I started early in the morning, after taking a meal. I could have reached the vet dispensary in one day, but Gauri being unwell and slow to move, I had to break the journey into two days.
At dusk, I took a halt at a bus stop of village Sarsavaan. And the next morning, I started my journey on foot again. By afternoon, as I reached Juathan Srinagar village, I noticed that I was drawing attention. People looked at me with suspicion… and exchanged words as if they had identified a criminal. What I didn’t know then was that some local miscreants had spread the word last evening on mobile phones that they had spotted a man who was taking an old cow to a slaughterhouse for money.
Soon, a small group of people began to follow me. A young man accosted me and asked: “Aur chacha….kahaan chal diye…gaaye kitne me bechne jaa rahe ho (Where are you going, old man? …how much are you going to sell this cow for?)”
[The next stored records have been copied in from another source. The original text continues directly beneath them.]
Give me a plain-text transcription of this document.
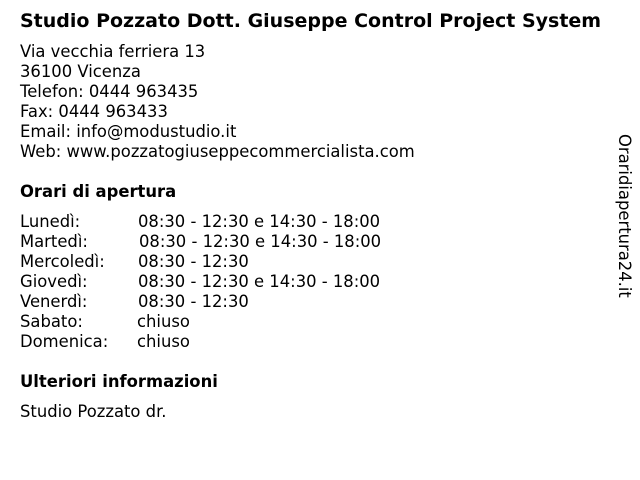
Studio Pozzato Dott. Giuseppe Control Project System
Via vecchia ferriera 13
36100 Vicenza
Telefon: 0444 963435
Fax: 0444 963433
Email: info@modustudio.it
Web: www.pozzatogiuseppecommercialista.com
Orari di apertura
Lunedì:	08:30 - 12:30 e 14:30 - 18:00
Martedì:	08:30 - 12:30 e 14:30 - 18:00
Mercoledì:	08:30 - 12:30
Giovedì:	08:30 - 12:30 e 14:30 - 18:00
Venerdì:	08:30 - 12:30
Sabato:	chiuso
Domenica:	chiuso
Ulteriori informazioni
Studio Pozzato dr.
Oraridiapertura24.it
Amid all this minor commotion and among strangers, Gauri got nervous and freed herself to step into the nearby fields. As I followed her into the fields, I saw a couple of angry men walking threateningly towards me. Before I could ask anything, they attacked me. They used fists and legs to beat me up. I heard them accusing me of trying to sell my cow to butchers and that they would not let that happen to cows any more. They also asked me my full name and finding that I am a Hindu, they said, I deserved bigger punishment for being a Hindu and a cow killer both.
I doubled over with pain but they took no pity on me. Once they had their fill, they painted my face black and put a garland of garbage around my neck and tied me up with the shackles of my own cow. Thankfully, a man informed the police and soon some cops came to my rescue.
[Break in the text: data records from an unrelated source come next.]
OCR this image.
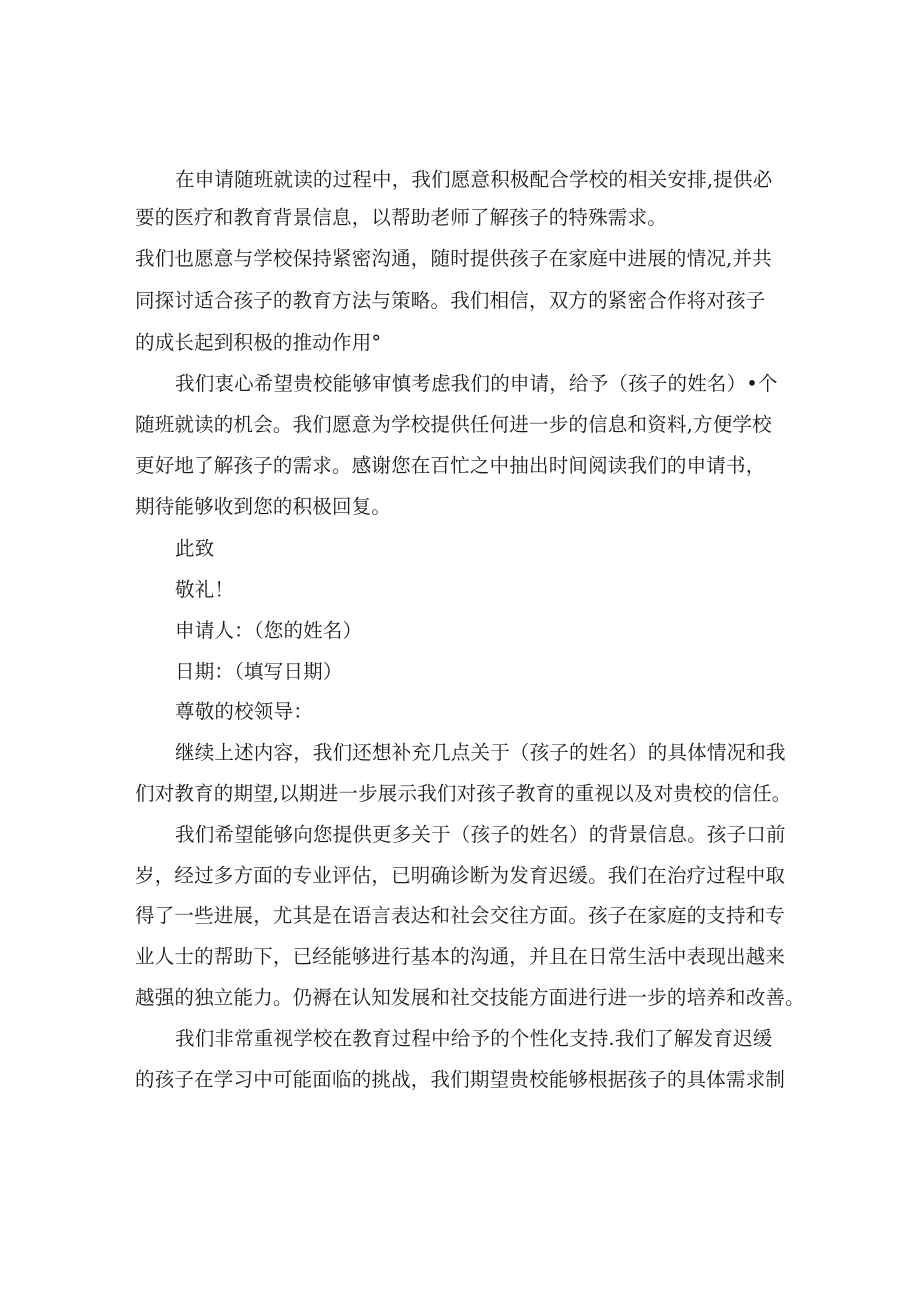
在申请随班就读的过程中，我们愿意积极配合学校的相关安排,提供必
要的医疗和教育背景信息，以帮助老师了解孩子的特殊需求。
我们也愿意与学校保持紧密沟通，随时提供孩子在家庭中进展的情况,并共
同探讨适合孩子的教育方法与策略。我们相信，双方的紧密合作将对孩子
的成长起到积极的推动作用°
我们衷心希望贵校能够审慎考虑我们的申请，给予（孩子的姓名）•个
随班就读的机会。我们愿意为学校提供任何进一步的信息和资料,方便学校
更好地了解孩子的需求。感谢您在百忙之中抽出时间阅读我们的申请书，
期待能够收到您的积极回复。
此致
敬礼！
申请人：（您的姓名）
日期：（填写日期）
尊敬的校领导：
继续上述内容，我们还想补充几点关于（孩子的姓名）的具体情况和我
们对教育的期望,以期进一步展示我们对孩子教育的重视以及对贵校的信任。
我们希望能够向您提供更多关于（孩子的姓名）的背景信息。孩子口前
岁，经过多方面的专业评估，已明确诊断为发育迟缓。我们在治疗过程中取
得了一些进展，尤其是在语言表达和社会交往方面。孩子在家庭的支持和专
业人士的帮助下，已经能够进行基本的沟通，并且在日常生活中表现出越来
越强的独立能力。仍褥在认知发展和社交技能方面进行进一步的培养和改善。
我们非常重视学校在教育过程中给予的个性化支持.我们了解发育迟缓
的孩子在学习中可能面临的挑战，我们期望贵校能够根据孩子的具体需求制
One policeman gave me an unsolicited advice: “Chacha maahaul kharab hai… akele mat nikla karo. (Bad times have befallen us, do not venture out alone with cows).” Was this is a caution or a threat? I wondered.
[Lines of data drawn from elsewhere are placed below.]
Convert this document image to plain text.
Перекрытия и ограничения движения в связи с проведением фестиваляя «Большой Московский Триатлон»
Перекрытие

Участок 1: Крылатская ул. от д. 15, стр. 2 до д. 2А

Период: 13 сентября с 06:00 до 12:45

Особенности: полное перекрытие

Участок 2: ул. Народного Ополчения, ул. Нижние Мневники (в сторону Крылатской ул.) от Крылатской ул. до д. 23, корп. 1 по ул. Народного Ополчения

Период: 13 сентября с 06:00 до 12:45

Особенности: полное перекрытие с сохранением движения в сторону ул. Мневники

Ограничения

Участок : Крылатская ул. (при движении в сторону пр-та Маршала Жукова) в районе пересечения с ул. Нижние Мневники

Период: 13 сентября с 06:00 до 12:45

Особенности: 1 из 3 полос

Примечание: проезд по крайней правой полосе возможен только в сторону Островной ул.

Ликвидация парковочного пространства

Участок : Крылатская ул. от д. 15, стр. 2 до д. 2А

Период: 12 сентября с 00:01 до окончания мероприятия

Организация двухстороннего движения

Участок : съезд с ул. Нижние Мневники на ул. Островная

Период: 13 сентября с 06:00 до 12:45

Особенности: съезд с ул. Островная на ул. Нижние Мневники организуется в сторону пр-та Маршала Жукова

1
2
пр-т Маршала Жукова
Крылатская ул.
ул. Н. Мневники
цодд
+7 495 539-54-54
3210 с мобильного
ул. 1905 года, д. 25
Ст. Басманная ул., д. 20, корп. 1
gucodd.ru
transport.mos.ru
This was the most humiliating experience of my life. My clothes torn, my face black, I walked on the road alone, but I still had my companion, Gauri, following me. She was helpless and a mute witness to my humiliation.
My wife passed away 20 years ago. And in all these years, I have lived a life of isolation with no one to accompany me but my cattle. I had dedicated my life to my cows and look at the irony… I was humiliated for a cause that our chief minister, Yogi Adityanath has taken up with gusto — cow protection.
An FIR has been registered and some of the ‘vigilantes’ have been arrested. But I still have one question for Yogiji. Is it a crime to serve cows? By cow protection, does he mean to punish people who have dedicated all their lives to serve cows?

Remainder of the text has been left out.